Lasisi A O, Adeyemo A
Department of Otorhinolaryngology, College of Medicine, University of Ibadan, Ibadan, Nigeria.
Afr J Med Med Sci. 2007 Jun;36(2):163-7.
Traumatic laryngotracheal stenosis is uncommon, however it seems to be increasing due to improvement in survival after trauma and detection of injury. Surgical options include dilatation and intralesional steroid, endolaryngeal microsurgery and laryngotracheal resection and anastomosis. We report our experience with management of traumatic laryngotracheal stenosis using improvised cauterization forcep in endolaryngeal microsurgery, in the absence of supportive facility for open laryngeal surgery in resource--poor sub-Saharan Africa. This is a retrospective analysis of the outcome of endolaryngeal microsurgery in patient with laryngotracheal stenosis using our improvised laryngeal cautery forceps. Traumatic A Lindholm laryngoscope suspended by a Riecher-Kleinsasser laryngoscope holder and chest support; and Carl-Zeiss operating microscope (Op Mi 1) was used for surgery. We improvised a laryngeal cauterization forcep by using an oesophageal foreign body forcep inserted in the measured length of fluid--giving set, exposing about 1 cm of the cutting end would insulate the forcep against the laryngotracheal wall. The diathermy handle is applied to the exposed end of the forceps. All the patients had endolaryngeal microsurgery and intralesional steroid. Thirteen endolaryngeal microsurgical procedures were done on 5 patients, 4 males and 1 female. The age ranged between 19 and 62 years. Functional voice and decannulation was achieved in 2/5 patients after each had had between 2-3 procedures. The indications in all was hoarseness while there was in addition, upper airway obstruction and dependence on tracheostomy in 3. The stenosis was supraglottic in 2, combined glottic and subglottic in 1 and laryngotracheal involvement in 2. Using the circumference of the laryngeal lumen as reference for severity of stenosis, 2 patients had a 50-70% lumen obstruction while 2 had a 71-99% and 1 had 100% lumen obstruction. We found the improvisation of the laryngeal cautery forcep useful for procedures in the larynx and recommend it to resource--poor centres where appropriate facilities are yet available. However this further shows that the role of endolaryngeal microsurgery is limited in laryngotracheal stenosis. The availability of other therapeutic modalities and training of personnel will give us the opportunity of a randomized treatment comparison in future.

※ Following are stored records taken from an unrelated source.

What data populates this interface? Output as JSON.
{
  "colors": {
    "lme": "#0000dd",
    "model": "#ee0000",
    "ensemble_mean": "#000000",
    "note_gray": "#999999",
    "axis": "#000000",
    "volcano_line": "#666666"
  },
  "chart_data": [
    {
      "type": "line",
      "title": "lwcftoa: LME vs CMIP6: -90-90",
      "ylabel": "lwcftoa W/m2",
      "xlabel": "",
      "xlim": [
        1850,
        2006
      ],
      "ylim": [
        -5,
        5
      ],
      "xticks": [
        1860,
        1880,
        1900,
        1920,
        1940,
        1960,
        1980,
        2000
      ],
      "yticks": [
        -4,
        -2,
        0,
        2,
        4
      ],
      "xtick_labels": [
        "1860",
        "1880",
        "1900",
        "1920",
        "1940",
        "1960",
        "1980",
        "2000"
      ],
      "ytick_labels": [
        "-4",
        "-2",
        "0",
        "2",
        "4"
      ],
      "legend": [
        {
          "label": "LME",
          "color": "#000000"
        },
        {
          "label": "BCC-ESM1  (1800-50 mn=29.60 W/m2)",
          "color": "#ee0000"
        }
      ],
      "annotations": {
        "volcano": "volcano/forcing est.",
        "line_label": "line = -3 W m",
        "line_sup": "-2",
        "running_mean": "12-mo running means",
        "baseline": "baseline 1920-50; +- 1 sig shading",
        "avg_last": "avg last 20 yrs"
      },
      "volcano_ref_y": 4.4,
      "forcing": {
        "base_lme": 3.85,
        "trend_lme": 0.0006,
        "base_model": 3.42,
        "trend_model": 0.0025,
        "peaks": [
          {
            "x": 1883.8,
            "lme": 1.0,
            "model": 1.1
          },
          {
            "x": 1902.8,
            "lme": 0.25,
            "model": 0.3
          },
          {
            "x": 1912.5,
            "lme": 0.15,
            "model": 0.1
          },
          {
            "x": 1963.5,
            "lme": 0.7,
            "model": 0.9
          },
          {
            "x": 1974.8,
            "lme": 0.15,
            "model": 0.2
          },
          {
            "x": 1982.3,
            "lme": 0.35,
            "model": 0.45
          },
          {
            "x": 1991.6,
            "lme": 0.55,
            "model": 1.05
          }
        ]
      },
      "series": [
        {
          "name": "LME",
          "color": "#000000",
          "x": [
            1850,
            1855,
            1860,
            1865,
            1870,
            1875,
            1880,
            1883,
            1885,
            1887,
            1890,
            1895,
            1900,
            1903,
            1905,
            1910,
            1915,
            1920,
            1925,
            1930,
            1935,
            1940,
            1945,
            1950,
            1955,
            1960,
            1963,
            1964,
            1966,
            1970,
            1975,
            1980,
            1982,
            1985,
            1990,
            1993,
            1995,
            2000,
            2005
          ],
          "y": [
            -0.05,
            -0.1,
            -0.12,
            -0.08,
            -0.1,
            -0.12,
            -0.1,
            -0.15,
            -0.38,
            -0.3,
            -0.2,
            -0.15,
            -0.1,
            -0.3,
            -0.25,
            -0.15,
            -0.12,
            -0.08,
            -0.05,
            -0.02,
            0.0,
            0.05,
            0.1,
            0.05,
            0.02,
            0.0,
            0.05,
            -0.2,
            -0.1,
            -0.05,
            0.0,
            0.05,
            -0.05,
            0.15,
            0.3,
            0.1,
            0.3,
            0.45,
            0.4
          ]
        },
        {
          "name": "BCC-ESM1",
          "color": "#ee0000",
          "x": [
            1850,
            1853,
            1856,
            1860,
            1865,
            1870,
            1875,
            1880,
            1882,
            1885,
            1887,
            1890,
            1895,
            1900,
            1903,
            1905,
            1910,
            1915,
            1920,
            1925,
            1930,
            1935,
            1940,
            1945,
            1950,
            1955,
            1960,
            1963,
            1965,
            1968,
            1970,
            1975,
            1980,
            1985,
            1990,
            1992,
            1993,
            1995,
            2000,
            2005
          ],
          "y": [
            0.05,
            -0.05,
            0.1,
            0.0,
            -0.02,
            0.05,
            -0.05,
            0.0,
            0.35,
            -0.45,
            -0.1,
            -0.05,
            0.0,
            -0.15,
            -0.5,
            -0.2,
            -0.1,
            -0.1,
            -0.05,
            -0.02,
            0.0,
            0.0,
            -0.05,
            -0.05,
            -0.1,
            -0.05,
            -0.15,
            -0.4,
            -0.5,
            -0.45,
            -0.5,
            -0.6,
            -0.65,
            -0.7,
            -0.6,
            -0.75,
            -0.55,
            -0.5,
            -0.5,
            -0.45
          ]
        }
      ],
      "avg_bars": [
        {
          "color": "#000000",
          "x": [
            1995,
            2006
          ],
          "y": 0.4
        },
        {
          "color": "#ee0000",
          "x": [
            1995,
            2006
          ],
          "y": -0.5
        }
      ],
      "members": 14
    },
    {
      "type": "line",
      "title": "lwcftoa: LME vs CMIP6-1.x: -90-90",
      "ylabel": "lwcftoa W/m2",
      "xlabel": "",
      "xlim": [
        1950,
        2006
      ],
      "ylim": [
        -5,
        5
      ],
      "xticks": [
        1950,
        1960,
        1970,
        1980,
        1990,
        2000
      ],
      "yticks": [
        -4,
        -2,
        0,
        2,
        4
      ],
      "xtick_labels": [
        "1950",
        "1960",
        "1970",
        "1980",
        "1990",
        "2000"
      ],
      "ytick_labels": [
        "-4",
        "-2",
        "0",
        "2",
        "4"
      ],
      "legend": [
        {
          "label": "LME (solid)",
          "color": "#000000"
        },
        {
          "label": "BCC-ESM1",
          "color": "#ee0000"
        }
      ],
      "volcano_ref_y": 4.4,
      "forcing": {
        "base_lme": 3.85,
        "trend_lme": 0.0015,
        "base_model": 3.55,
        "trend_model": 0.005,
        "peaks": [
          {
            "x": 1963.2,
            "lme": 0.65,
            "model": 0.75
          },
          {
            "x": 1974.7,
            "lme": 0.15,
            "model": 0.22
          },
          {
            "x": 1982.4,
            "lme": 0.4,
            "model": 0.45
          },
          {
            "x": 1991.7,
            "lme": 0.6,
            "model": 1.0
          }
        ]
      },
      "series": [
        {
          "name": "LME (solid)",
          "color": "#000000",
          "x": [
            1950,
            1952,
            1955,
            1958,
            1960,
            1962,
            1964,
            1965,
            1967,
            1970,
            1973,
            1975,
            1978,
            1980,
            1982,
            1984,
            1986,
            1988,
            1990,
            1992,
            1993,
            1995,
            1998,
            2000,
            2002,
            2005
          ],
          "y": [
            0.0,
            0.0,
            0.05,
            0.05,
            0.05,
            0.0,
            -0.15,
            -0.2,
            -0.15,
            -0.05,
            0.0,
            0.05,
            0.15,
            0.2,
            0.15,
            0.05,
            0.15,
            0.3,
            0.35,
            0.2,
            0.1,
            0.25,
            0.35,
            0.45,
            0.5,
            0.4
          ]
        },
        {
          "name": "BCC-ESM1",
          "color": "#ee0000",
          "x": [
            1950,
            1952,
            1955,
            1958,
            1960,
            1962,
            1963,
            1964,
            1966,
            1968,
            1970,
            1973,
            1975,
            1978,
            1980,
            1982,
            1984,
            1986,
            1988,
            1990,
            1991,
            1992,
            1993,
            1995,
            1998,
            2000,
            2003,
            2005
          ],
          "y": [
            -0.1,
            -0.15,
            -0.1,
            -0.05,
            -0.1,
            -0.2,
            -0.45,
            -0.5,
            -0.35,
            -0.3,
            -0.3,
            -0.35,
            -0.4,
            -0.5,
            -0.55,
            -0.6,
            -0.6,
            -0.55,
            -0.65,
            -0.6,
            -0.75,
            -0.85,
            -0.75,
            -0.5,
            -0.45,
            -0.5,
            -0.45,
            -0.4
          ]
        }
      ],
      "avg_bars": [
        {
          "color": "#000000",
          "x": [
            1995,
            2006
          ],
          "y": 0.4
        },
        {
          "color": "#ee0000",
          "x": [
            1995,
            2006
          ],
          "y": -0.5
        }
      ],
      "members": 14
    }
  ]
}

创伤性喉气管狭窄并不常见,但由于创伤后生存率的提高和损伤的检出率增加,其发病率似乎在上升。手术选择包括扩张和病灶内注射类固醇、喉内显微手术以及喉气管切除和吻合术。在撒哈拉以南非洲资源匮乏地区,由于缺乏开放性喉部手术的支持设施,我们报告了使用简易烧灼钳进行喉内显微手术治疗创伤性喉气管狭窄的经验。这是一项对使用我们自制的喉部烧灼钳进行喉气管狭窄患者喉内显微手术结果的回顾性分析。手术使用由里彻 - 克莱因萨瑟喉镜支架悬挂的林德霍尔姆喉镜和胸部支撑装置,以及卡尔 - 蔡司手术显微镜(Op Mi 1)。我们通过将食管异物钳插入测量好长度的输液器中,自制了一种喉部烧灼钳,使大约1厘米的钳尖暴露在外,这样可使钳子与喉气管壁绝缘。将高频电刀手柄连接到钳子的暴露端。所有患者均接受了喉内显微手术和病灶内注射类固醇。对5例患者(4例男性,1例女性)进行了13次喉内显微手术。年龄在19岁至62岁之间。2/5的患者在接受2 - 3次手术后实现了功能性发声和拔管。所有患者的主要症状均为声音嘶哑,此外,3例患者还存在上呼吸道梗阻并依赖气管造口术。狭窄部位为声门上型2例,声门和声门下联合型1例,喉气管受累型2例。以喉腔周长作为狭窄严重程度的参考,2例患者的管腔梗阻为50 - 70%,2例为71 - 99%,1例为100%。我们发现自制的喉部烧灼钳对喉部手术很有用,并向尚未具备适当设施的资源匮乏中心推荐。然而,这进一步表明喉内显微手术在喉气管狭窄中的作用有限。其他治疗方式的可用性和人员培训将为我们未来进行随机治疗比较提供机会。